Carry: It’s best to carry insect and mosquito repellent creams, antiseptic creams, band-aids, a water bottle, a first aid kit, a small torch, personal hygiene products, and raincoats before leaving for your jungle safari.

Ensure no one is feeding or littering the jungle. Remember, you are venturing into the animals’ territory.

Avoid carrying cellphones during safaris.

Save the heart to heart conversations for after the jungle safari.

It is wise to keep infants and young children away from a serious jungle safari, as the jungle is all about being patient and calm.

Photography buffs: Photo gear to carry |

Anyone who is fond of wildlife photography must first invest in a decent camera that can support a telephoto lens, which is ideal for wildlife and sports photography. A telephoto lens is great for getting closer to details in these environments. There is a large variety of these lenses available; choose depending on your budget and how close you want to get to your subject.
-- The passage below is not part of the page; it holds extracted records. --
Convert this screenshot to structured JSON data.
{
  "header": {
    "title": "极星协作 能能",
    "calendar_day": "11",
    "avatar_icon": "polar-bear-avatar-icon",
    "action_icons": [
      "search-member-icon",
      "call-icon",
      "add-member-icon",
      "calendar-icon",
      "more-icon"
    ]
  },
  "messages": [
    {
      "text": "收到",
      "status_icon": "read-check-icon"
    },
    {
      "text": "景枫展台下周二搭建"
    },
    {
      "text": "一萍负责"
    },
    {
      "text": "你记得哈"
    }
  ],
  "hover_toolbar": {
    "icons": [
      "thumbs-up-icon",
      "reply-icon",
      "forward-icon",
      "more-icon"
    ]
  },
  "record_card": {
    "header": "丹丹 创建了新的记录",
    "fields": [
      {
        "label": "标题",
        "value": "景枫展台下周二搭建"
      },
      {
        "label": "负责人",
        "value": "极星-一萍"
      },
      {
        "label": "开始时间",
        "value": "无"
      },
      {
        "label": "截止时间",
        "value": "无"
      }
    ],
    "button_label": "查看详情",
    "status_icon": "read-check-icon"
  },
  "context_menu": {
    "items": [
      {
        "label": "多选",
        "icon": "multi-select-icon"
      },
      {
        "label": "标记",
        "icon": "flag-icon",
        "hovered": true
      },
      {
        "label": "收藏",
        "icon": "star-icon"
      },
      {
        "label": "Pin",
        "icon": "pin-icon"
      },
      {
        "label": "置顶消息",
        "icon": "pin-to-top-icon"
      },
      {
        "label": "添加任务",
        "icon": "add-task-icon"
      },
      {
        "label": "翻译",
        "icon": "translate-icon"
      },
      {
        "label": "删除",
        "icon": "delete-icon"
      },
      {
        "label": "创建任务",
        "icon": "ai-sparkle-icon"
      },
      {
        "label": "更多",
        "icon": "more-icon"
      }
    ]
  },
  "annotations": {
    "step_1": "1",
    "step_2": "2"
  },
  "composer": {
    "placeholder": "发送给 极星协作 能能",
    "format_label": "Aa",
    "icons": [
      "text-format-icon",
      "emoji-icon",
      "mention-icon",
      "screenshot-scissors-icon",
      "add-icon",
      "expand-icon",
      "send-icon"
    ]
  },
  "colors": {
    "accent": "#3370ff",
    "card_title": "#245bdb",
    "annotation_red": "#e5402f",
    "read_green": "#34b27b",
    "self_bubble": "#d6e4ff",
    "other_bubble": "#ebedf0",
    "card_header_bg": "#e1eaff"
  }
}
If one is to shoot animal portraits {animals that remain close and don’t move much}, one can go for a 70-200mm f 2.8G VR II. Nikon offers a great model.

If one wishes to capture wildlife in mid-range, then a 70-300mm f 4.5-5 6G VR is best, or the 300mm f/4 AF-S prime lens works; it has the best auto-focus. The 300mm f 2.8G VR II is another phenomenal release by Nikon.

Beyond this, if you wish to get close to a bird/far off animal, you should go for the Sigma 150-500mm f/5-6.3 lens that is no less than a bazooka and weighs close to 2kg. I carried this on my Ranthambore trip and got amazing Tiger and bird shots. This is the affordable option among the other telephoto lenses out there {400mm, 500mm or a 600mm}.

Another fix for those who don’t wish to buy such a heavy lens is getting a 300mm f/2.8 lens Nikkor lens and using it against a 1.4X teleconverter, which makes it a 420mm F/4 lens. I used this on my Bandhavgarh & Bharatpur trip and was very satisfied with the results. All a teleconverter needs is a fast lens {f/2.8 etc} and you’re close to a zoom lens.